After the storm, the confusion persists

Fri, Oct 9th 2015, 04:33 PM

According to Prime Minister Perry Christie, the criticisms of the National Emergency Management Agency (NEMA) and other government entities in the wake of Hurricane Joaquin are misguided. NEMA came under fire following reports that many residents in the southern Bahamas were not warned about the destructive category four hurricane until too late. The agency was also criticized for failing to ensure that all shelters were open ahead of the storm.

According to Christie, NEMA and the Met Office worked tirelessly ahead of the storm - which, he noted, veered off its projected track leaving the country little time to prepare.

"We should note that Hurricane Joaquin continued to wobble and drift toward The Bahamas, indicating that the computer models were not to be relied upon at the early onset of the storm. Let me just repeat that for those who want to talk," he said.

Christie was speaking after fellow PLP MP V. Alfred Gray suggested that "heads should roll" at some government agencies over the handling of the hurricane, which devastated several islands in his constituency. Although in his view it was the public servants who should have done better, Gray said he fully expects that politicians will bear the brunt of the blame - a fact which he clearly feels is unfair.

"I believe the government dispatched a minister of the government to every island at the same time, and I believe that was the best response we could have given," he said.

For his part, NEMA Director Stephen Russell said the issues that arose regarding hurricane preparedness are "beyond" him.

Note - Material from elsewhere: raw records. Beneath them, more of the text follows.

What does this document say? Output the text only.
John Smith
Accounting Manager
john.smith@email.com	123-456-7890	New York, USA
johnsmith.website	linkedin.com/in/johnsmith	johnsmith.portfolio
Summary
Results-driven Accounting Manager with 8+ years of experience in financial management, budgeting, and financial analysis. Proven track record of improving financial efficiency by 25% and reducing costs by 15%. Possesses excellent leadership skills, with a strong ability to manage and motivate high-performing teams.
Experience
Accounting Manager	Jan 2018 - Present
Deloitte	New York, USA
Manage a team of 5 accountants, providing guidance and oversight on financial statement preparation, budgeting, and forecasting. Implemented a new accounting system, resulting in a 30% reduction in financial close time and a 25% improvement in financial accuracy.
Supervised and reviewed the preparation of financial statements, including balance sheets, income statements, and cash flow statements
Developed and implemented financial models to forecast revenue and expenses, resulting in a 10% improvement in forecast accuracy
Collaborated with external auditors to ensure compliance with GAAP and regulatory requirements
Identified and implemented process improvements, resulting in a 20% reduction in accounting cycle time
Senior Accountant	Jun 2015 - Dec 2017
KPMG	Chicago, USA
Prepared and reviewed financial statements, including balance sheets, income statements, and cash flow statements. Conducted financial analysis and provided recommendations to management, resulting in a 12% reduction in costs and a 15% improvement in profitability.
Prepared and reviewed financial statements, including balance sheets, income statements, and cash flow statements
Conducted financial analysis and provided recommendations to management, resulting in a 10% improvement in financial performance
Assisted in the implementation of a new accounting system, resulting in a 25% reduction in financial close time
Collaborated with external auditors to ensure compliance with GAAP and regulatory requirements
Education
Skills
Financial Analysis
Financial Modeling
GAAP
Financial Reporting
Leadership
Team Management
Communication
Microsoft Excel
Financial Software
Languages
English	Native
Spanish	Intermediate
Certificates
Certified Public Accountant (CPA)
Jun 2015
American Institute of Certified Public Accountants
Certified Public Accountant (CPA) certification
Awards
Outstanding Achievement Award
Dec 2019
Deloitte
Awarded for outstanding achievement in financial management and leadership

"We have national infrastructure where the government would have invested $68 million [and] we had some challenges with it. So the experts from BTC and those, the providers of that infrastructure, they have to examine and analyze that whole process because we were relying on that. That is failing," he said at a press conference this week.

Perhaps these three men intended their comments to inject some clarity into the situation. In fact, all they did was deepen the public's sense of confusion and alarm regarding the handling of this storm. The prime minister points to Joaquin's defiance of expert opinion. Yet how many dozens of times during his 42 years in public life has a hurricane failed to conform with the predicted track? Considering the country's geographical positioning, is this not a contingency we should always be prepared for?

Meanwhile, Gray's "best response" of sending ministers to each affected island is, if possible, even more puzzling. It is said that in many cases ministers showed up virtually empty-handed, posing for photo opportunities with supplies donated by hardworking non-governmental organizations and community groups. Compare this with, for example, the 100,000 pounds of real, tangible supplies provided by Long Island MP Loretta Butler-Turner's team, and Gray's point seems meaningless.


If Stephen Russell is correct about the failure of infrastructure costing the public nearly $70 million, the comments of Christie and Gray become even more inexplicable and outlandish. Why is this apparently monumental and presumably very dangerous failure not at the center of the national conversation?

What we are left with is a disturbing picture of incompetence, obfuscation and finger-pointing. The arrival of another destructive storm is not a question of 'if', but rather 'when', and the dense confusion generated by Christie et al does not give the rest of us any reason to repose confidence in the future.